Example of an InAs/InAsSb superlattice structure. Transmission electron microscope images.

 

Due to their properties and internal structure, T2SL are theoretically capable of showing properties better than those of MCT and can efficiently replace the mentioned material on the market. Such possibility does not seem to be remote in time because today VIGO creates repetitively simple photoconductive devices made of superlattice with a cut-off wavelength of 11- 12 µm with parameters comparable to or even better than those of MCT. It is worth mentioning that superlattices are a demanding material from the point of view of deposition technology, and their parameters, i.e. SRH (Shockley-Read-Hall) generation or short mean diffusion length still differ from the values achieved for MCT.

Nevertheless, the parameters achieved by the InAs/InAsSb superlattices are considerably better than those measured for the InAs/GaSb superlattices at HOT conditions, which was experimentally confirmed by VIGO. Constantly improved technology will enable further improvement of the mentioned parameters, and the next steps taken will result in a development of long-wavelength photodiodes and monolithical multi-cell devices.

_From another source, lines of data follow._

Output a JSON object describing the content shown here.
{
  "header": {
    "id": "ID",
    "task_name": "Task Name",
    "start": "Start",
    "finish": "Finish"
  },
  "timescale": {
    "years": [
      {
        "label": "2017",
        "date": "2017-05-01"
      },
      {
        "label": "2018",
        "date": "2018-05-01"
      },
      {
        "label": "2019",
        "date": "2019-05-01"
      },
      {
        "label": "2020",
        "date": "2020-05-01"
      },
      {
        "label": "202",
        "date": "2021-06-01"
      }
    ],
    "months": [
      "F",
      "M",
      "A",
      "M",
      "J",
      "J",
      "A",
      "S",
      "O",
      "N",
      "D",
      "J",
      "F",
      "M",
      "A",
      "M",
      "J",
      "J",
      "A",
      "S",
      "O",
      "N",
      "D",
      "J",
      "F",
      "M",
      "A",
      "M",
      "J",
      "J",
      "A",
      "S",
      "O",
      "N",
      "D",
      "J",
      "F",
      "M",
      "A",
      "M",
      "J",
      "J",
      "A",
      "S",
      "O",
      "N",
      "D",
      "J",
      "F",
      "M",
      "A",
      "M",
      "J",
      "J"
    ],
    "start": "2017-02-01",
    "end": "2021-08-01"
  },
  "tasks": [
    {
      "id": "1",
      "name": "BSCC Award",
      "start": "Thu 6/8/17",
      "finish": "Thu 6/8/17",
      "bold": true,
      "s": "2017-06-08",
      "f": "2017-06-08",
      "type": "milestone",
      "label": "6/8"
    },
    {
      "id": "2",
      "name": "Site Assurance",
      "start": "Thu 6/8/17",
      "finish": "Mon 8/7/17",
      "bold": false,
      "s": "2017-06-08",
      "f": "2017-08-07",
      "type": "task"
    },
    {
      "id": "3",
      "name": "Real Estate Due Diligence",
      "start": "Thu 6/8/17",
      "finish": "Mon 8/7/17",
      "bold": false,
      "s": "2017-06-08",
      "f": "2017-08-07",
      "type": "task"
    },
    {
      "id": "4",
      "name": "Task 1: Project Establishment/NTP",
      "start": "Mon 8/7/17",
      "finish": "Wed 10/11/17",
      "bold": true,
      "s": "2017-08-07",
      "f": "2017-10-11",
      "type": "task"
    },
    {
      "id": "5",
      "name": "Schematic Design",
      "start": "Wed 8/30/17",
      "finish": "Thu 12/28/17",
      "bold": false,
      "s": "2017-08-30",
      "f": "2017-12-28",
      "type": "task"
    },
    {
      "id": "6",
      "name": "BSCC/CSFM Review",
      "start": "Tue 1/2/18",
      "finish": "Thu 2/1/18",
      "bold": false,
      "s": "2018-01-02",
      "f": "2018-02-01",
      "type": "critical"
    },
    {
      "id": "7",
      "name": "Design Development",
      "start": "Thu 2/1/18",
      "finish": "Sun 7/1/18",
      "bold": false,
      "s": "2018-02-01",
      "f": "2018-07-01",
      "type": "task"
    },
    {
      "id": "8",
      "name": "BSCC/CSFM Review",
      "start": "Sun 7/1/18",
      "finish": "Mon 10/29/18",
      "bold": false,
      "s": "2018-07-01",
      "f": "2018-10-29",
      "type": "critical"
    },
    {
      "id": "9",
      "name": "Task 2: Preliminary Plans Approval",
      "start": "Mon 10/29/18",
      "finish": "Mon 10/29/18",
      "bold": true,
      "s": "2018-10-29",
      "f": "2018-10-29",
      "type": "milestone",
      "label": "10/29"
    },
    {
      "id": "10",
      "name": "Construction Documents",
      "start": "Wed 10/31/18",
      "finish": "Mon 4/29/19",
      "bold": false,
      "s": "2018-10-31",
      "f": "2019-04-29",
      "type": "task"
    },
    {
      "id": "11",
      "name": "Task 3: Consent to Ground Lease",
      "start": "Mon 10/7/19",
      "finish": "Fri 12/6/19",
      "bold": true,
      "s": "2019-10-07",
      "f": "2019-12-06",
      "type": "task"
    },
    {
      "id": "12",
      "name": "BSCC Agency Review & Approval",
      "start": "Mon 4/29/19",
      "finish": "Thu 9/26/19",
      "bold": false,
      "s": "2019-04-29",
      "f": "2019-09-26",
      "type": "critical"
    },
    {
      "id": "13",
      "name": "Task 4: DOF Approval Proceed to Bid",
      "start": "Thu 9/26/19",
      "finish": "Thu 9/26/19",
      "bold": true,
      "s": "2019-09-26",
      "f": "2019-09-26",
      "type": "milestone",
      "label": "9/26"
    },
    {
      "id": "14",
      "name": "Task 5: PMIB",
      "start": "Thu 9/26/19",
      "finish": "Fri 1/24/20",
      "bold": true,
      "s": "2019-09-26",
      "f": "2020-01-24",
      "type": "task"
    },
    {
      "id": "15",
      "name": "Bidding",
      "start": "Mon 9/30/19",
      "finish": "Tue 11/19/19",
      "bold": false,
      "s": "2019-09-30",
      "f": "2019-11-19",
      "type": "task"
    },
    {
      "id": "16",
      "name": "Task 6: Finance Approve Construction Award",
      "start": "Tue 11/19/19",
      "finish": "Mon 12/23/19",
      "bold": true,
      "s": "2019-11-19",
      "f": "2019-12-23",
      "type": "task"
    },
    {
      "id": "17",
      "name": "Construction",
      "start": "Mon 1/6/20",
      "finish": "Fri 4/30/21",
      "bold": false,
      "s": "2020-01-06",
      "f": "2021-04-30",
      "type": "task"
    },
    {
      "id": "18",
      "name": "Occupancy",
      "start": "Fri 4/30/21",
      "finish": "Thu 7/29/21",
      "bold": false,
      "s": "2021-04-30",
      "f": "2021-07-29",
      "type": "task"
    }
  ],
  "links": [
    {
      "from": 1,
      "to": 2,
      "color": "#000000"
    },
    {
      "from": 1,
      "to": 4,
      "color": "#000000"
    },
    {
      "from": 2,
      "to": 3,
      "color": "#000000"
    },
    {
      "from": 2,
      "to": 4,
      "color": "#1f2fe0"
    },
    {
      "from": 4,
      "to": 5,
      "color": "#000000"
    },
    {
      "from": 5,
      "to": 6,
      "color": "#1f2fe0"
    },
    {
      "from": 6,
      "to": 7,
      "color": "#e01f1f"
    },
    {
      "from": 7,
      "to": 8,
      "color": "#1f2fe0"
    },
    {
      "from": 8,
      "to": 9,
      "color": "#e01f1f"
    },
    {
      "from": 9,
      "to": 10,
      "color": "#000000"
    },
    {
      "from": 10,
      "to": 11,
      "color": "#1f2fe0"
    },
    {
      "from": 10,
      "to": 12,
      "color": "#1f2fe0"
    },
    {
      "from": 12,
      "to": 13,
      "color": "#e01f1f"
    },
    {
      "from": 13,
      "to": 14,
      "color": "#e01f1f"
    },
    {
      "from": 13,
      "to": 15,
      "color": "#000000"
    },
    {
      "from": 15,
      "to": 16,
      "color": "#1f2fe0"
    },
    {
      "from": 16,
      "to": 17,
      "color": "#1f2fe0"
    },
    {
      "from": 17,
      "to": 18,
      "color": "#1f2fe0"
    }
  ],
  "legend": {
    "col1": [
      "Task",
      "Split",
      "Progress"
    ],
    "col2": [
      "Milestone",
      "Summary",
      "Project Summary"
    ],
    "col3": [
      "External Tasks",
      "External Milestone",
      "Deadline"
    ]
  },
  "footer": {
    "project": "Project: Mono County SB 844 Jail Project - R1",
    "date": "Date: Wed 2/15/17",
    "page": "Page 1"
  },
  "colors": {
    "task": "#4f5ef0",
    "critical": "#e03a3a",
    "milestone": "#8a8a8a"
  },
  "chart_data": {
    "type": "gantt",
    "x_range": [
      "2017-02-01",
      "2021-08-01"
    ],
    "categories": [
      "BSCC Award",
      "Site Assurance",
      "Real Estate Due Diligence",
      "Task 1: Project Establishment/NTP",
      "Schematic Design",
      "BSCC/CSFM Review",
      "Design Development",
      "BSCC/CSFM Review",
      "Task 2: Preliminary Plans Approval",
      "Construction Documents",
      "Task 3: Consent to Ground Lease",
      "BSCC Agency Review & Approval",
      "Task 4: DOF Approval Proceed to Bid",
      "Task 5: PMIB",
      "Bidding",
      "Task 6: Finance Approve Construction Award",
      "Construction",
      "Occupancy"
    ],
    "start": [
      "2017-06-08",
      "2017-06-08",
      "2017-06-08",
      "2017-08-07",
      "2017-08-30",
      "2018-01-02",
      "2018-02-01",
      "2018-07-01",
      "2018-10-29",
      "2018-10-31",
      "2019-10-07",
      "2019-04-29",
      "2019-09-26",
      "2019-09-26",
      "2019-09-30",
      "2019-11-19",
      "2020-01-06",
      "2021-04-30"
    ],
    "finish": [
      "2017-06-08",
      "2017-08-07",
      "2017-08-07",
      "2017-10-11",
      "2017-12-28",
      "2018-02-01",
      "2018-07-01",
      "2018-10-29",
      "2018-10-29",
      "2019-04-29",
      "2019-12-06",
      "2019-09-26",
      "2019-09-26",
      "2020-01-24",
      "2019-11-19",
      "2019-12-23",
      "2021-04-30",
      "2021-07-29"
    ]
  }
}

Development of the superlattice detectors manufacturing technology is related to the implementation of a research project – TECHMATSTRATEG, the product of which is to be LWIR detectors with a superlattice active area. In the first stage, simple photoconductor devices were developed. Exemplary spectral characteristics compared to MCT has been shown in Figure 2a and detectivity at 210 K of immersed photoconductor on Figure 2b. In the next development stage, heterostructure photodiodes with a more complex architecture will be manufactured, optimized for HOT conditions and LWIR detection.

Figure 2

Comparison of normalized spectral current responsivities of photoconductors made of MCT and
of InAs/InAsSb superlattices (a) and detectivity of immersed SL InAs/InAsSb photoconductor (b).

 

They are inspired by the company’s previous experience from work on similar structures made of MCT. In order to improve the signal-to-noise ratio, the absorber is situated between unipolar barriers layers enabling the flow of carriers generated only by the absorbed radiation. Thanks to the correct architecture of the barriers and the entire heterostructure, as well as a developed technology of material processing, one can obtain a fast device, operating without a bias. Basic results presented for the photoconductors and the time in which they have been achieved instill optimism for the near future. Of course, looking at the path that MCT has gone through to reach the current level of technology and referring to the level of superlattices development, we have to assume that the further development of this material still requires an enormous amount of work. This also means that better and better parameters will be achieved with this material, which will surpass over time the MCT parameters for the LWIR range. VIGO currently has the necessary equipment and staff ready to follow the path of superlattice technology development and its commercialization in the near future.